The cost of such a converter box is expected to be in the range of $50 to $125, depending on the date of the transition and the volume of boxes to be purchased. In addition to the costs of the converter box, there could be additional costs for installation and for purchase of special rooftop antennas. These costs do not account for the time spent and inconvenience consumers will experience with the purchase and installation of the required equipment.

According to a 2004 survey, about 21 million consumers rely on over-the-air broadcast-only television. These are the consumers who will be without any television at the point of the transition unless steps are taken to adapt their television sets. In recent testimony before this Subcommittee, the GAO reported that of the 21 million over-the-air broadcast-only households, 48 percent have incomes under $30,000. According to the report, "non-white and Hispanic households are more likely to rely on over-the-air television than are white and non-Hispanic households." Of the 21 million households, approximately 8.6 million include at least one person over the age of 50. Millions of these consumers are on fixed incomes and/or are in lower income brackets.
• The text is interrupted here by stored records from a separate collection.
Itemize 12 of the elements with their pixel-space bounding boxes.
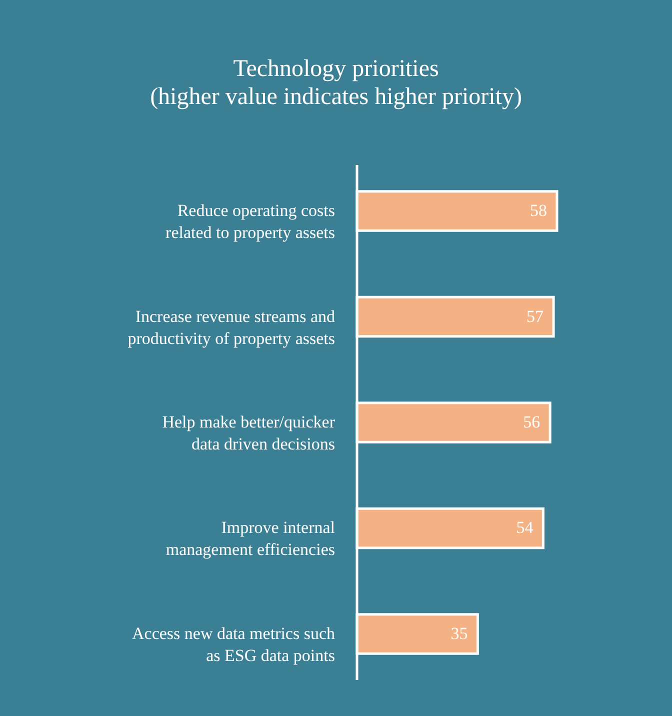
y-tick-label: Increase revenue streams and productivity of property assets xyxy=(128,306,336,348)
data-label: 56 xyxy=(523,412,540,432)
chart-subtitle: (higher value indicates higher priority) xyxy=(150,84,522,110)
y-tick-label: Access new data metrics such as ESG data points xyxy=(132,624,336,665)
chart-title: Technology priorities xyxy=(233,56,439,82)
data-label: 58 xyxy=(530,201,547,220)
y-tick-label: Help make better/quicker data driven decisions xyxy=(162,412,336,454)
y-tick-label: Improve internal management efficiencies xyxy=(166,518,336,560)
data-label: 54 xyxy=(516,518,534,538)
data-label: 57 xyxy=(526,306,544,326)
y-tick-label: Reduce operating costs related to property assets xyxy=(166,201,335,242)
data-label: 35 xyxy=(450,624,468,643)
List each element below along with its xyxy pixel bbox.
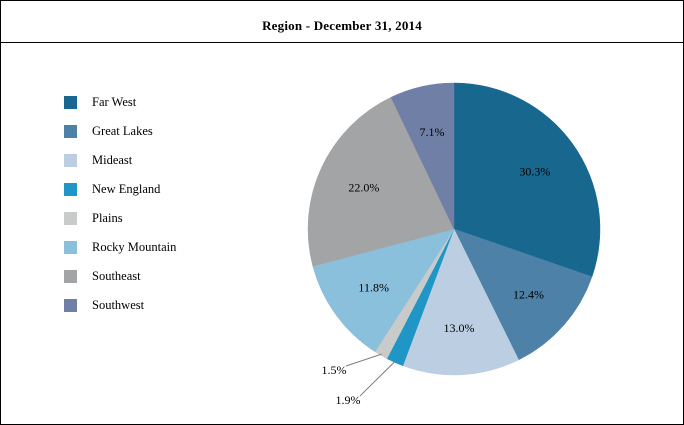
chart-title: Region - December 31, 2014: [262, 18, 422, 33]
slice-value-label-southwest: 7.1%: [420, 125, 445, 139]
legend-swatch-plains: [64, 212, 77, 225]
pie-slice-southeast: [307, 96, 455, 267]
pie-slice-far-west: [453, 82, 601, 278]
slice-value-label-far-west: 30.3%: [519, 164, 550, 178]
slice-value-label-plains: 1.5%: [322, 363, 347, 377]
legend-swatch-new-england: [64, 183, 77, 196]
slice-value-label-new-england: 1.9%: [336, 393, 361, 407]
legend-item-southeast: Southeast: [64, 269, 176, 283]
legend: Far West Great Lakes Mideast New England Pla…: [64, 95, 177, 328]
legend-item-mideast: Mideast: [64, 153, 176, 167]
title-divider: [1, 42, 683, 43]
legend-label-rocky-mountain: Rocky Mountain: [92, 240, 177, 254]
legend-item-southwest: Southwest: [64, 298, 176, 312]
pie-slice-great-lakes: [453, 228, 593, 361]
legend-swatch-southeast: [64, 270, 77, 283]
legend-swatch-mideast: [64, 154, 77, 167]
legend-swatch-far-west: [64, 96, 77, 109]
slice-value-label-mideast: 13.0%: [444, 321, 475, 335]
slice-value-label-southeast: 22.0%: [348, 180, 379, 194]
legend-item-rocky-mountain: Rocky Mountain: [64, 240, 177, 254]
legend-label-southwest: Southwest: [92, 298, 145, 312]
legend-label-far-west: Far West: [92, 95, 137, 109]
pie-slice-rocky-mountain: [312, 228, 455, 353]
legend-label-great-lakes: Great Lakes: [92, 124, 153, 138]
legend-item-plains: Plains: [64, 211, 176, 225]
pie-slice-mideast: [402, 228, 519, 376]
legend-label-plains: Plains: [92, 211, 123, 225]
legend-swatch-great-lakes: [64, 125, 77, 138]
leader-line-new-england: [359, 360, 396, 397]
legend-swatch-rocky-mountain: [64, 241, 77, 254]
slice-value-label-rocky-mountain: 11.8%: [358, 280, 389, 294]
slice-value-label-great-lakes: 12.4%: [513, 288, 544, 302]
legend-label-southeast: Southeast: [92, 269, 141, 283]
legend-swatch-southwest: [64, 299, 77, 312]
legend-item-great-lakes: Great Lakes: [64, 124, 176, 138]
legend-item-new-england: New England: [64, 182, 176, 196]
legend-label-new-england: New England: [92, 182, 161, 196]
legend-label-mideast: Mideast: [92, 153, 133, 167]
pie-slice-southwest: [390, 82, 455, 230]
leader-line-plains: [345, 353, 382, 367]
legend-item-far-west: Far West: [64, 95, 176, 109]
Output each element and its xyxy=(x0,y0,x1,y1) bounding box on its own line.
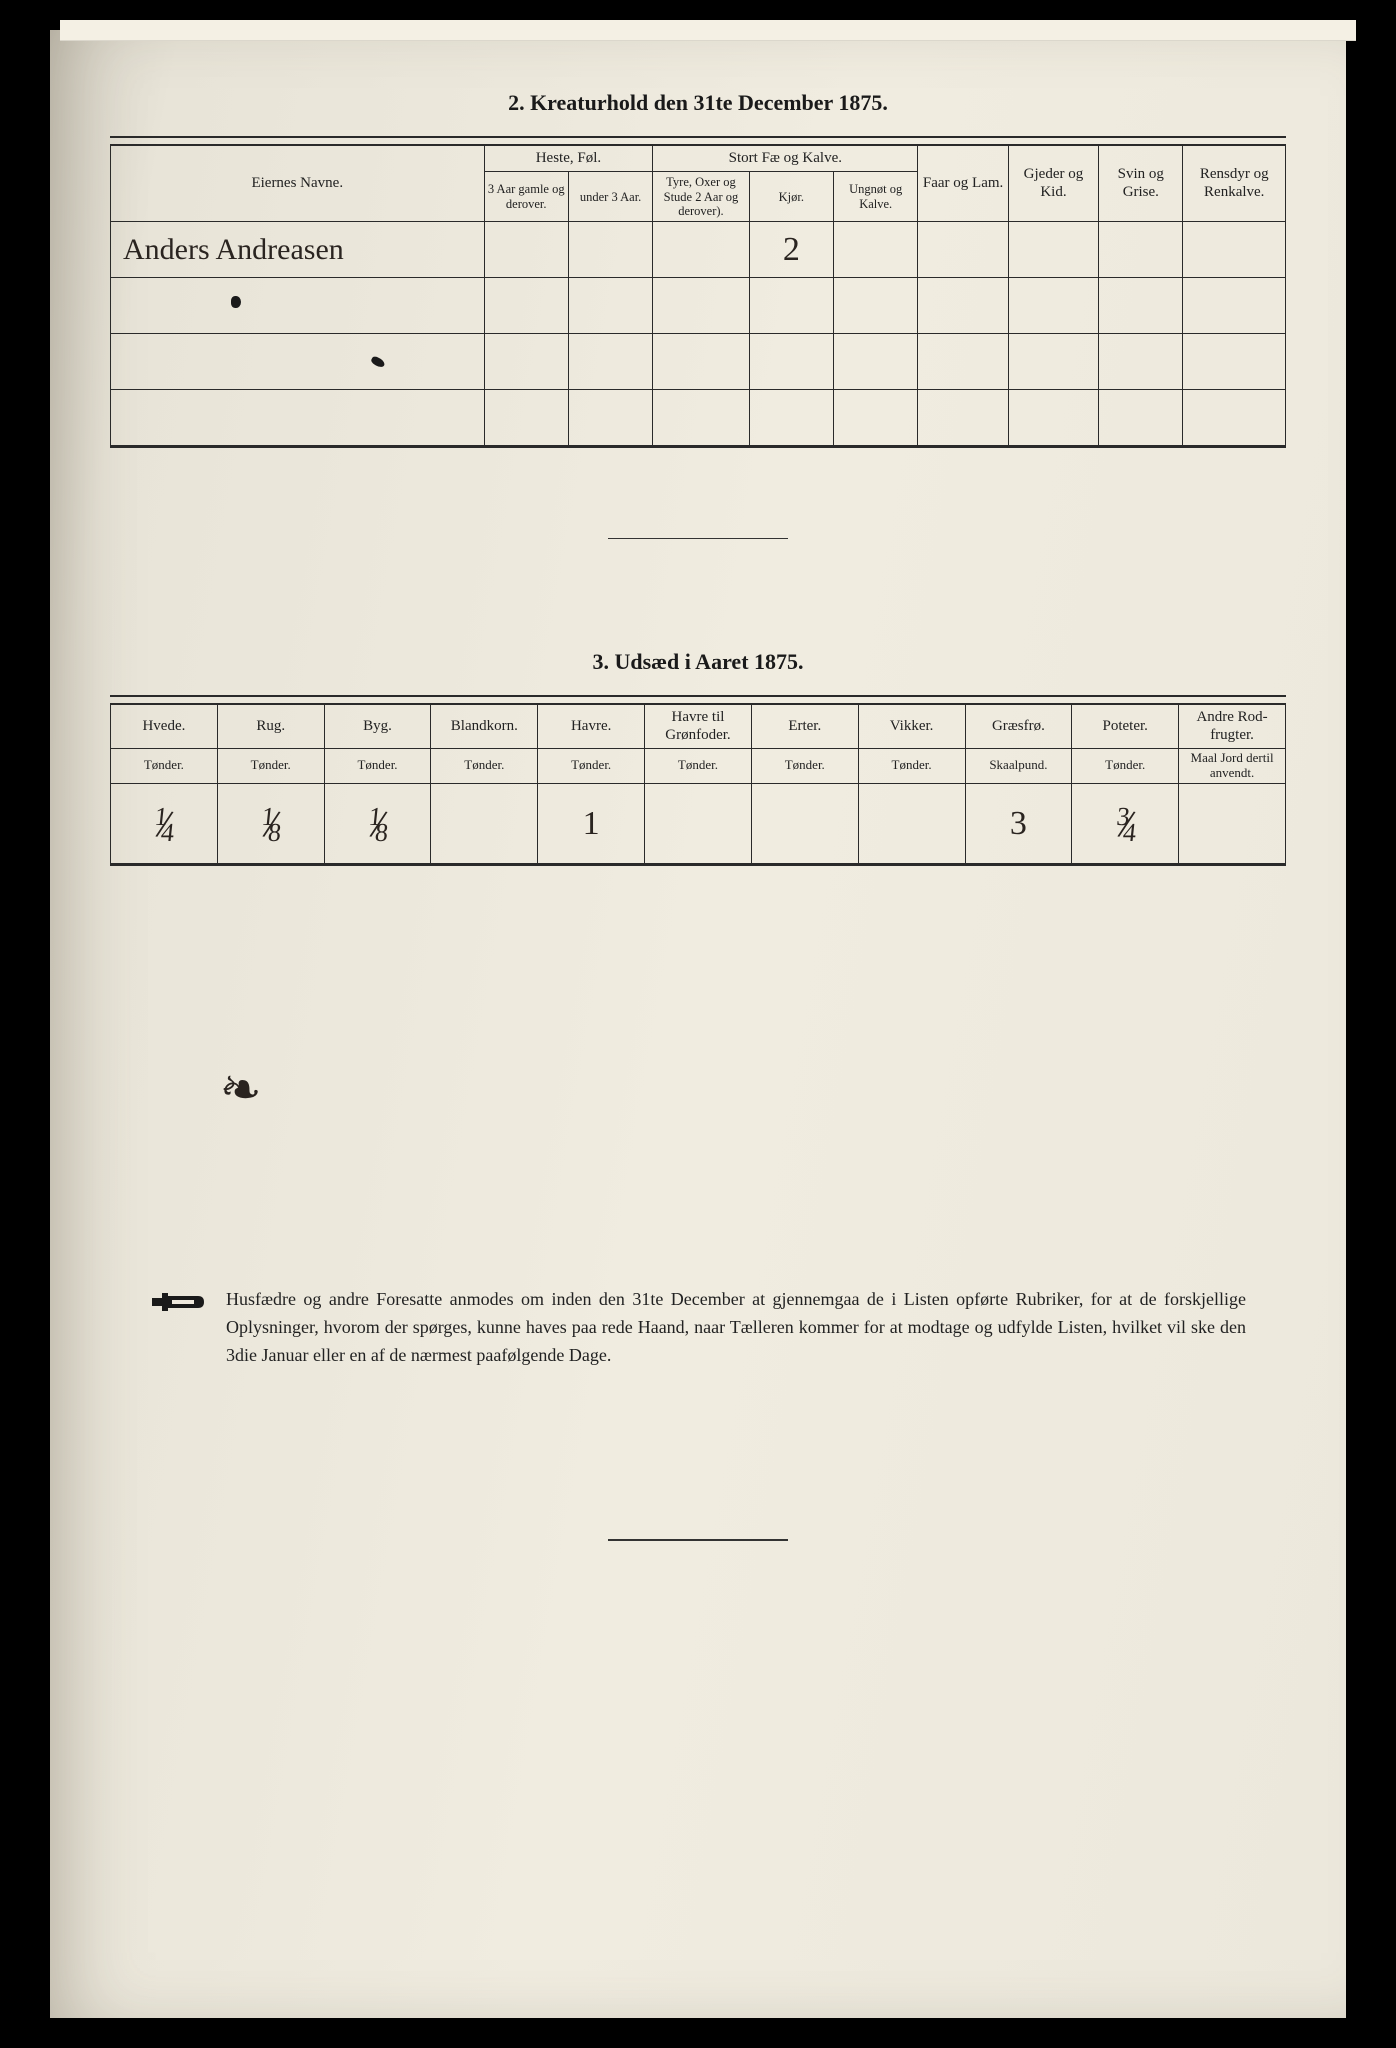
col: Blandkorn. xyxy=(431,705,538,749)
unit: Tønder. xyxy=(645,748,752,783)
unit: Tønder. xyxy=(538,748,645,783)
col: Andre Rod-frugter. xyxy=(1179,705,1286,749)
unit: Tønder. xyxy=(431,748,538,783)
col: Havre til Grønfoder. xyxy=(645,705,752,749)
sub-heste2: under 3 Aar. xyxy=(568,172,652,222)
rule xyxy=(110,864,1286,866)
col-gjeder: Gjeder og Kid. xyxy=(1008,146,1098,222)
unit: Skaalpund. xyxy=(965,748,1072,783)
owner-name: Anders Andreasen xyxy=(111,222,485,278)
cell-havre: 1 xyxy=(538,783,645,863)
unit: Tønder. xyxy=(111,748,218,783)
cell-erter xyxy=(751,783,858,863)
col-heste: Heste, Føl. xyxy=(484,146,653,172)
table-row: 1/4 1/8 1/8 1 3 3/4 xyxy=(111,783,1286,863)
footnote-text: Husfædre og andre Foresatte anmodes om i… xyxy=(226,1286,1246,1370)
col-name: Eiernes Navne. xyxy=(111,146,485,222)
unit: Tønder. xyxy=(1072,748,1179,783)
table-row xyxy=(111,334,1286,390)
rule xyxy=(110,446,1286,448)
unit: Tønder. xyxy=(324,748,431,783)
col: Rug. xyxy=(217,705,324,749)
unit: Tønder. xyxy=(217,748,324,783)
empty-cell xyxy=(111,390,485,446)
col-svin: Svin og Grise. xyxy=(1099,146,1183,222)
divider xyxy=(608,538,788,539)
cell-hvede: 1/4 xyxy=(111,783,218,863)
sub-fae3: Ungnøt og Kalve. xyxy=(834,172,918,222)
sub-fae1: Tyre, Oxer og Stude 2 Aar og derover). xyxy=(653,172,749,222)
cell-poteter: 3/4 xyxy=(1072,783,1179,863)
cell-rug: 1/8 xyxy=(217,783,324,863)
cell-blandkorn xyxy=(431,783,538,863)
end-divider xyxy=(608,1539,788,1541)
sub-heste1: 3 Aar gamle og derover. xyxy=(484,172,568,222)
col: Poteter. xyxy=(1072,705,1179,749)
col-faar: Faar og Lam. xyxy=(918,146,1008,222)
col: Vikker. xyxy=(858,705,965,749)
col: Byg. xyxy=(324,705,431,749)
col: Erter. xyxy=(751,705,858,749)
cell-kjor: 2 xyxy=(749,222,833,278)
cell-havregron xyxy=(645,783,752,863)
col: Hvede. xyxy=(111,705,218,749)
sub-fae2: Kjør. xyxy=(749,172,833,222)
empty-cell xyxy=(111,278,485,334)
section2-title: 2. Kreaturhold den 31te December 1875. xyxy=(110,90,1286,116)
cell-andre xyxy=(1179,783,1286,863)
document-page: 2. Kreaturhold den 31te December 1875. E… xyxy=(50,30,1346,2018)
rule xyxy=(110,695,1286,697)
ink-mark: ❧ xyxy=(215,1057,266,1121)
table-row: Anders Andreasen 2 xyxy=(111,222,1286,278)
col-rensdyr: Rensdyr og Renkalve. xyxy=(1183,146,1286,222)
table-row xyxy=(111,390,1286,446)
cell-byg: 1/8 xyxy=(324,783,431,863)
rule xyxy=(110,136,1286,138)
pointing-hand-icon xyxy=(150,1288,206,1316)
section3-title: 3. Udsæd i Aaret 1875. xyxy=(110,649,1286,675)
footnote-block: Husfædre og andre Foresatte anmodes om i… xyxy=(110,1286,1286,1370)
col: Græsfrø. xyxy=(965,705,1072,749)
livestock-table: Eiernes Navne. Heste, Føl. Stort Fæ og K… xyxy=(110,145,1286,446)
col-fae: Stort Fæ og Kalve. xyxy=(653,146,918,172)
empty-cell xyxy=(111,334,485,390)
unit: Maal Jord dertil anvendt. xyxy=(1179,748,1286,783)
unit: Tønder. xyxy=(858,748,965,783)
cell-vikker xyxy=(858,783,965,863)
seed-table: Hvede. Rug. Byg. Blandkorn. Havre. Havre… xyxy=(110,704,1286,863)
cell-graesfro: 3 xyxy=(965,783,1072,863)
unit: Tønder. xyxy=(751,748,858,783)
col: Havre. xyxy=(538,705,645,749)
table-row xyxy=(111,278,1286,334)
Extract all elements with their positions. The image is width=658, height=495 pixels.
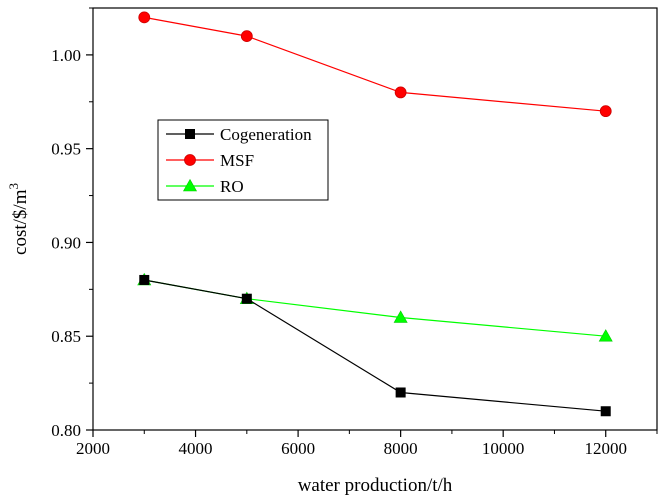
y-axis-label-base: cost/$/m bbox=[10, 189, 31, 255]
series-line bbox=[144, 279, 606, 412]
y-axis-label: cost/$/m3 bbox=[6, 183, 31, 255]
y-tick-label: 1.00 bbox=[51, 46, 81, 65]
y-axis-label-sup: 3 bbox=[6, 183, 21, 190]
y-tick-label: 0.80 bbox=[51, 421, 81, 440]
data-point bbox=[240, 30, 253, 43]
x-tick-label: 6000 bbox=[281, 439, 315, 458]
legend-entry-msf: MSF bbox=[166, 151, 254, 170]
series-ro bbox=[137, 272, 613, 342]
y-tick-label: 0.90 bbox=[51, 233, 81, 252]
series-line bbox=[144, 279, 606, 337]
data-point bbox=[394, 86, 407, 99]
data-point bbox=[241, 293, 252, 304]
legend-label: RO bbox=[220, 177, 244, 196]
data-point bbox=[600, 406, 611, 417]
data-point bbox=[139, 274, 150, 285]
legend-entry-ro: RO bbox=[166, 177, 244, 196]
data-point bbox=[599, 105, 612, 118]
y-tick-label: 0.85 bbox=[51, 327, 81, 346]
series-line bbox=[144, 16, 606, 112]
legend-label: Cogeneration bbox=[220, 125, 312, 144]
series-cogeneration bbox=[139, 274, 611, 417]
legend: Cogeneration MSF RO bbox=[157, 119, 329, 201]
series-msf bbox=[138, 11, 612, 118]
x-tick-label: 4000 bbox=[179, 439, 213, 458]
x-axis-label: water production/t/h bbox=[298, 475, 453, 495]
x-tick-label: 8000 bbox=[384, 439, 418, 458]
legend-label: MSF bbox=[220, 151, 254, 170]
legend-marker bbox=[182, 178, 198, 192]
x-tick-label: 2000 bbox=[76, 439, 110, 458]
plot-frame bbox=[92, 7, 658, 431]
legend-marker bbox=[185, 129, 195, 139]
axis-ticks: 2000 4000 6000 8000 10000 12000 0.80 0.85 0.90 0.… bbox=[51, 7, 658, 458]
legend-entry-cogeneration: Cogeneration bbox=[166, 125, 312, 144]
legend-marker bbox=[184, 154, 196, 166]
data-point bbox=[395, 387, 406, 398]
y-tick-label: 0.95 bbox=[51, 140, 81, 159]
x-tick-label: 10000 bbox=[482, 439, 525, 458]
data-point bbox=[393, 310, 408, 323]
x-tick-label: 12000 bbox=[584, 439, 627, 458]
data-point bbox=[598, 329, 613, 342]
data-point bbox=[138, 11, 151, 24]
series-group bbox=[137, 11, 613, 417]
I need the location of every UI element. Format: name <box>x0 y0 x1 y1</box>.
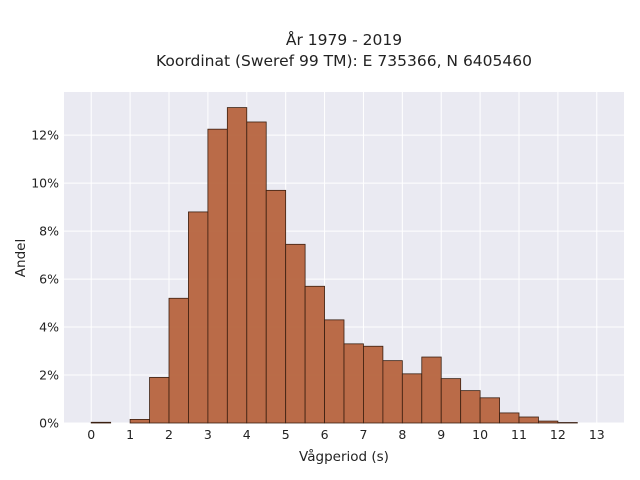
y-tick-label-6: 12% <box>31 128 59 143</box>
histogram-bar-9 <box>265 189 287 424</box>
histogram-bar-19 <box>460 390 481 424</box>
y-tick-label-0: 0% <box>39 416 59 431</box>
x-tick-label-8: 8 <box>398 427 406 442</box>
histogram-bar-12 <box>324 319 345 424</box>
x-tick-label-12: 12 <box>550 427 566 442</box>
histogram-bar-8 <box>246 121 267 424</box>
histogram-bar-16 <box>401 373 423 424</box>
x-tick-label-3: 3 <box>204 427 212 442</box>
chart-title-line-1: År 1979 - 2019 <box>286 30 402 49</box>
histogram-bar-20 <box>479 397 500 424</box>
y-tick-labels: 0% 2% 4% 6% 8% 10% 12% <box>31 128 59 431</box>
x-tick-label-5: 5 <box>282 427 290 442</box>
x-tick-label-13: 13 <box>589 427 605 442</box>
histogram-bar-10 <box>285 243 306 424</box>
histogram-bar-11 <box>304 285 325 424</box>
x-tick-label-9: 9 <box>437 427 445 442</box>
histogram-bar-23 <box>538 420 559 424</box>
histogram-bar-7 <box>226 107 248 424</box>
x-tick-label-6: 6 <box>321 427 329 442</box>
y-tick-label-2: 4% <box>39 320 59 335</box>
histogram-bar-15 <box>382 360 403 424</box>
histogram-bar-13 <box>343 343 364 424</box>
histogram-bar-2 <box>129 419 150 424</box>
x-tick-label-11: 11 <box>511 427 527 442</box>
x-tick-label-1: 1 <box>126 427 134 442</box>
bars <box>90 107 578 424</box>
histogram-bar-14 <box>363 345 384 424</box>
x-tick-label-4: 4 <box>243 427 251 442</box>
histogram-bar-17 <box>421 356 442 424</box>
x-tick-labels: 0 1 2 3 4 5 6 7 8 9 10 11 12 13 <box>87 427 604 442</box>
y-tick-label-1: 2% <box>39 368 59 383</box>
x-tick-label-2: 2 <box>165 427 173 442</box>
y-tick-label-4: 8% <box>39 224 59 239</box>
histogram-bar-4 <box>168 297 189 424</box>
histogram-bar-5 <box>188 211 209 424</box>
y-tick-label-5: 10% <box>31 176 59 191</box>
x-tick-label-7: 7 <box>359 427 367 442</box>
x-tick-label-0: 0 <box>87 427 95 442</box>
y-axis-label: Andel <box>13 239 29 277</box>
histogram-bar-6 <box>207 128 228 424</box>
histogram-bar-22 <box>518 416 539 424</box>
x-tick-label-10: 10 <box>472 427 488 442</box>
x-axis-label: Vågperiod (s) <box>299 448 389 465</box>
histogram-bar-21 <box>499 412 520 424</box>
histogram-bar-3 <box>149 377 170 424</box>
chart-title-line-2: Koordinat (Sweref 99 TM): E 735366, N 64… <box>156 52 532 70</box>
histogram-bar-18 <box>440 378 462 424</box>
histogram-bar-0 <box>90 421 112 424</box>
y-tick-label-3: 6% <box>39 272 59 287</box>
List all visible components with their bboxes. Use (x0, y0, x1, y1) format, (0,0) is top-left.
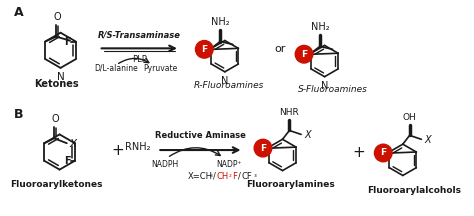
Text: F: F (301, 50, 307, 59)
Text: +: + (112, 143, 125, 157)
Text: F: F (201, 45, 207, 54)
Text: F: F (232, 172, 237, 181)
Text: CH: CH (216, 172, 228, 181)
Text: /: / (213, 172, 216, 181)
Text: N: N (57, 72, 64, 82)
Text: OH: OH (403, 113, 417, 122)
Text: ₃: ₃ (253, 172, 256, 178)
Circle shape (374, 144, 392, 162)
Text: Ketones: Ketones (34, 79, 79, 89)
Text: NHR: NHR (280, 108, 299, 117)
Text: F: F (260, 144, 266, 152)
Text: +: + (353, 145, 365, 159)
Circle shape (195, 41, 213, 58)
Text: NADP⁺: NADP⁺ (216, 160, 242, 169)
Text: F: F (380, 148, 386, 157)
Text: ₃: ₃ (210, 172, 212, 178)
Text: R-Fluoroamines: R-Fluoroamines (193, 81, 264, 90)
Text: or: or (274, 44, 285, 54)
Text: X: X (304, 130, 310, 140)
Text: Fluoroarylalcohols: Fluoroarylalcohols (367, 186, 462, 195)
Text: O: O (51, 114, 59, 124)
Text: X: X (70, 139, 77, 149)
Text: Reductive Aminase: Reductive Aminase (155, 131, 246, 140)
Circle shape (295, 45, 313, 63)
Text: NH₂: NH₂ (211, 17, 229, 27)
Text: A: A (14, 6, 23, 19)
Text: Fluoroarylamines: Fluoroarylamines (246, 180, 335, 189)
Text: RNH₂: RNH₂ (125, 142, 151, 152)
Text: F: F (64, 37, 70, 46)
Text: X: X (424, 135, 431, 145)
Text: NH₂: NH₂ (310, 22, 329, 32)
Text: /: / (237, 172, 240, 181)
Text: N: N (321, 81, 328, 91)
Text: R/S-Transaminase: R/S-Transaminase (98, 30, 181, 40)
Text: B: B (14, 108, 23, 121)
Text: O: O (53, 12, 61, 22)
Text: D/L-alanine: D/L-alanine (94, 64, 138, 73)
Text: S-Fluoroamines: S-Fluoroamines (298, 84, 367, 94)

AARP's major concern is with the millions of consumers, many of them older citizens, with over-the-air broadcast-only television sets. As noted, a significant number of these individuals and households will be hard put to afford costly conversion equipment. We urge Congress to consider the health and welfare of these consumers and arrange an assistance program that is directed toward those in greatest need.

A comprehensive and wide-reaching consumer education program must be initiated well in advance of any determined date for the transition to digital television. An important first step to alleviate the negative impacts of this transition is to educate the general public well in advance of the date when the transition will be complete. When the transition occurs, millions of TV sets will go dark. Can you imagine the confusion and distress that will result if consumers are unaware that this will happen? AARP recommends that a comprehensive plan to educate the general public be implemented at least one year before the transition occurs. We suggest several steps to educate the public:

First, public service announcements (PSA) for television and radio should be developed, perhaps by the Federal Communications Commission (FCC), to inform consumers that on the date determined, over-the-air broadcast-only television sets will not work unless certain steps are taken. The PSA would display a toll-free telephone number for consumers to call and receive more detailed information on the equipment required for their television sets. Consumers will need specific information on how to purchase a set-top box, the installation process, and all costs involved with these steps.

Second, a mail insert detailing the transition and providing the necessary consumer information should be prepared and sent in a government mailing received by the widest range of consumer populations. Annual tax forms are an example of a vehicle that could serve as the government mailing to include an enclosure with transition information.

Third, the Federal Communications Commission should expand its outreach plans for the digital television transition and prepare consumer-friendly materials for the general public. The materials should be distributed at libraries, community centers, and other public places that currently distribute consumer information. This is an opportunity for the FCC to be creative in crafting an effective outreach plan.